Album Preview: Common’s “Universal Mind Control”

As Common plays “Universal Mind Control,” the opener to album of the same name, he can’t help but pop-lock a little bit as he mouths the words along with the track. By his own admission, Common’s records have never been known as club bangers but that’s definitely about to change. While attending his shows’ after-parties last year, he noticed a distinct pattern while everyone celebrated.

 

“My own DJ wasn’t playing none of my songs and I realized I needed something for people to rock in the clubs,” he explains. It’s almost as if Common only recently noticed that he had a certain image that the rest of us assumed he was cultivating intentionally. Never content to sit back and do the expected, he began work on the Invincible Summer EP that eventually grew into this full album.

 

While much of Universal Mind Control is comprised of dance records, don’t think that Common is somehow compromising himself. He still injects his own high-minded take on music into each track and, with the help of The Neptunes and Mr. DJ.

 

“We wanted to take the music to the future and do things that I had never done before and they had never done before,” he tells the small group at New York’s Legacy Studios. Mission accomplished: even for a production team known for diversity, UMC breaks new ground.

 

 

“Universal Mind Control”

Produced By The Neptunes

The Afrika Bambaataa inspired single featuring Pharrell that sets the tone for what’s to come.
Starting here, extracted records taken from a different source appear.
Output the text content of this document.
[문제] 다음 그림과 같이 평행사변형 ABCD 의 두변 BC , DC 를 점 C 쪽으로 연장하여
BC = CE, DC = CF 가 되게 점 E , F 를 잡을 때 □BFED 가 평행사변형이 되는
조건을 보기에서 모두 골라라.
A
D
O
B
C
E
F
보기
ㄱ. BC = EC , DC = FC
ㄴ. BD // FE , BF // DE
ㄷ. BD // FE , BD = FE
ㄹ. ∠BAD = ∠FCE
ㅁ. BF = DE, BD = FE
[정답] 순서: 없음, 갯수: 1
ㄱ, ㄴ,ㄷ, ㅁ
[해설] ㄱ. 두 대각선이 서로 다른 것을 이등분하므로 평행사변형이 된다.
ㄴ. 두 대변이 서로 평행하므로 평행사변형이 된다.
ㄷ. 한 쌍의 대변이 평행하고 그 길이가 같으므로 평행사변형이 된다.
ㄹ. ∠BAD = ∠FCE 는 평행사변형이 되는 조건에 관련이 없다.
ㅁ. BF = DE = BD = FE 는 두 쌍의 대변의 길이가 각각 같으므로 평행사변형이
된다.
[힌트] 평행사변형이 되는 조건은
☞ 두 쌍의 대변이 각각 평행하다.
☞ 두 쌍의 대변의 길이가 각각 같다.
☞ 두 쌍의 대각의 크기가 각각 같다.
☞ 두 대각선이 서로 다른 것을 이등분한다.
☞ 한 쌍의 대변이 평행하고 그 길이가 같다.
No big changes from what we’re already heard.

 

“Punch Drunk Love”

Produced By The Neptunes

A laid back swing where Comm talks to a lady giving him “the eye.” Kanye heard it and insisted on getting on the hook so some changes were made and the original featuring Pharrell became the remix. That other version is likely to appear as a bonus track.

 

“Make My Day”

Produce By Mr. DJ

A little bounce mixed in with So-Cal top-down music with a touch of Outkast. Cee-Lo assists on this hook, who Common says he’d like to work with on every album.

 

“Sex 4 Sugar”

Produced By The Neptunes

Common ties on a little Jungle Brothers on top of a thumping beat and marching-band snares. Common’s talking to a stripper on this one and it’s definitely not about going to college.

 

“Announcement”

Produced By The Neptunes

Another single featuring Pharrell, who came to the studio with his verse already on this joint. “We just wanted to make a tribute to Biggie in our own way,” Common says of the track, which flips “Dreams” into 2008.

 

“Gladiator”

Produced By The Neptunes

Anyone who would still accuse him of being granola or going hipster will have their mouths shut for them by “Gladiator”; a ridiculously hard auditory assault. Common jokes that he tried to mix a little Ghostface into the Rza influenced beat (“You know how Ghostface will come on the hook like ‘yeah n****, what!’”); a definite favorite in the room.

 

“Changes”

Produced By Mr. DJ

Again, Common hasn’t entirely abandoned inspirational themes and imagines that this track could be something for Barack Obama to play on inauguration day. Mr. DJ layers sounds to create a bright visual for him to speak on and at the end, Common’s eleven year old daughter steps in to drop a little poetry.

 

“Inhale”

Produced By The Neptunes

Common says this one “Is just good Hip-Hop. I don’t really have a big explanation for it.” Probably the most prototypical Neptunes beat with Chad even joining in to scratch in a sample of Tribe’s “Sucka N****.”

 

“What A World”

Produced By The Neptunes

Common breaks down the typical conventions of structure to tell the story of his life on a funk inspired track. D.A. from Chester French passionately sings the hook over Max’s guitar riffs and a N.E.R.D. meets Blondie flavored arrangement.

 

“Everywhere (Runaway)”

Produced Mr. DJ

Believe it or not, if Common formed a band with Pat Benatar or Stevie Nicks, this is probably what they’d come up with and it turns out a lot better than you’d assume. Probably the most deliberately 80’s song, it absolutely accomplishes the goal of delivering something unexpected.

 

 

                                 Verdict:

 

While this record is decidedly not another attempt at Electric Circus, it is a more expansive take on Common than you’re probably used to. Hollywood is paying Common’s bills quite nicely these days, freeing him to truly make music for the love. With his musical career experiencing a second renaissance and Hip-Hop opening up to a more broad take on the art, it’s perfect time for him to branch out and he takes full advantage. Don’t let it slip by in the crowded December schedule.